Bac Ninh – Dinh Bang communal house is one of the must-see destinations in northern Bac Ninh province, which is often referred to as Kinh Bac (Northern Region) – a land with long history and ancient culture.
It is about 20km north of the capital city of Hanoi.
The construction of Dinh Bang was initiated by a mandarin in the village namely Nguyen Thac Luong. He and his spouse Nguyen Thi Nguyen along with locals in the region donated workdays and money to build the communal house.
Dinh Bang is used for worshipping Cao Son Dai Vuong (Mountain Spirit), Thuy Ba Dai Vuong (Water Spirit), and Bach Le Dai Vuong (God of Agriculture), together with the six individuals who rebuilt the village in the 15th century after it was devastated during the Ming occupation (1408-1428).
The communal house is located on a high ground and faces the south. It was surrounded by 17 lakes – which were the remains of Tien Luong (or Tieu Thong) river, a canal which was linked to the Duong River and served as a convenient water way for the Kings of the Ly dynasty (1009-1225) to come to visit the area from Thang Long, the then royal capital.

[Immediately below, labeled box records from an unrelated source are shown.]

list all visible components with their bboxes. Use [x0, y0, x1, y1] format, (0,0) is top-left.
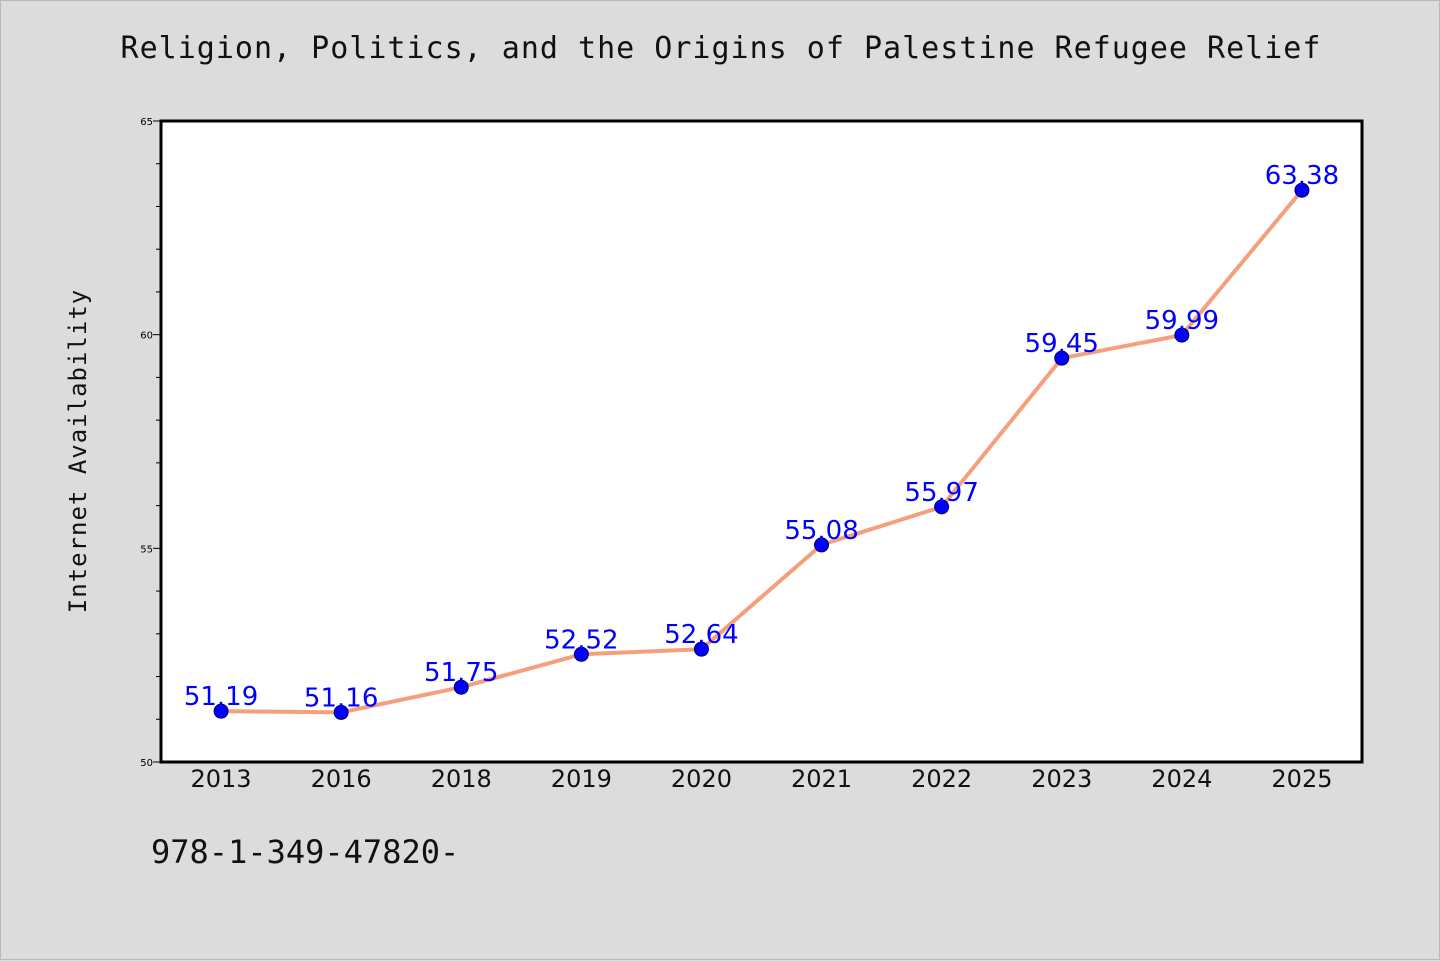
- chart-title: Religion, Politics, and the Origins of P…: [120, 31, 1322, 66]
- x-tick-label: 2020: [671, 765, 732, 793]
- data-label: 55.97: [904, 478, 978, 508]
- x-tick-label: 2022: [911, 765, 972, 793]
- x-tick-label: 2013: [191, 765, 252, 793]
- data-label: 51.75: [424, 658, 498, 688]
- data-point: [1174, 327, 1190, 343]
- data-point: [1294, 182, 1310, 198]
- data-point: [814, 537, 830, 553]
- data-label: 51.16: [304, 683, 378, 713]
- x-tick-label: 2024: [1151, 765, 1212, 793]
- plot-frame: [159, 119, 1364, 764]
- plot-area: [161, 121, 1362, 762]
- x-tick-label: 2025: [1271, 765, 1332, 793]
- x-tick-label: 2023: [1031, 765, 1092, 793]
- data-label: 52.64: [664, 620, 738, 650]
- x-tick-label: 2019: [551, 765, 612, 793]
- data-point: [573, 646, 589, 662]
- data-point: [1054, 350, 1070, 366]
- series-line: [221, 188, 1304, 715]
- data-point: [213, 703, 229, 719]
- footer-isbn: 978-1-349-47820-: [151, 833, 460, 871]
- data-label: 63.38: [1265, 161, 1339, 191]
- y-tick-label: 55: [140, 544, 153, 555]
- data-point: [453, 679, 469, 695]
- y-tick-label: 50: [140, 758, 153, 769]
- data-point: [333, 704, 349, 720]
- data-point: [693, 641, 709, 657]
- data-labels: 51.19 51.16 51.75 52.52 52.64 55.08 55.97 59.45…: [184, 161, 1339, 713]
- series-markers: [213, 182, 1310, 720]
- y-tick-label: 65: [140, 117, 153, 128]
- y-tick-label: 60: [140, 331, 153, 342]
- x-tick-label: 2016: [311, 765, 372, 793]
- data-point: [934, 499, 950, 515]
- x-ticks: 2013 2016 2018 2019 2020 2021 2022 2023 2024 2025: [191, 765, 1333, 793]
- data-label: 59.99: [1145, 306, 1219, 336]
- data-label: 51.19: [184, 682, 258, 712]
- data-label: 52.52: [544, 625, 618, 655]
- data-label: 59.45: [1025, 329, 1099, 359]
- y-ticks: 50 55 60 65: [140, 117, 161, 769]
- x-tick-label: 2018: [431, 765, 492, 793]
- data-label: 55.08: [784, 516, 858, 546]
- x-tick-label: 2021: [791, 765, 852, 793]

Yet only a small lake in front of the communal house still exists.
Long ago, it had a three-entrance gate with a left wing and a right wing. It was destroyed during the wartime. There now remain only the Hall of Ceremonies and a corridor leading to the Inner Room.
The Hall of Ceremonies is 20 metres long, 14 metres large and comprises seven smaller compartments and two wings. Its elevated floor is covered with blue stones and stairs. The roof is supported by 60 ironwood columns and a framework of valuable wood, which are elaborately sculptured with common images such as dragon figures.
Two big ceremonies are annually held in Dinh Bang communal house are the traditional festival on the 12th day of the second lunar month and the festival in commemoration of the establishment of the Ly dynasty on the 15th day of the third lunar month.
Previously, Kinh Bac consisted of Bac Giang province and Dong Anh and Long Bien districts of Hanoi. The region is associated with several legends and is considered the cradle of the Dai Viet (Great Viet) civilisation.
Located in the centre of the Red River Delta, Kinh Bac is blessed with fertile land, beautiful landscapes and favorable conditions for economic and cultural exchanges with other localities throughout the country.
Since the early years before Christ, the region was one of the cradles of the wet rice civilization and the founding place of the Great Viet civilisation. It is home to several relics, pagodas, towers, temples and stupas which were built under several feudal regimes.
Kinh Bac is also famous nationwide for its folk festivals, especially Quan Ho folk singing, an art form that combines various elements, including music, lyrics and costumes, and features the distinctive culture of people in the region formerly called Kinh Bac.
The singing represents different kinds of relationships — the relationship between male and female singers as romantic lovers, the relationship between two friendly villages and the relationship between performers and the audience. Each element helps define quan ho, give it life and meaning, and the resulting harmony is so much more than just a beautiful song.
From only 49 original Quan ho villages and 34 clubs, there are now 369 Quan ho villages and 381 clubs with over 10,000 members. Especially, more than 140 clubs are run in other provinces and by overseas Vietnamese communities.
The art of love duets was inscribed in UNESCO’s representative list of intangible cultural heritage in September 2009./.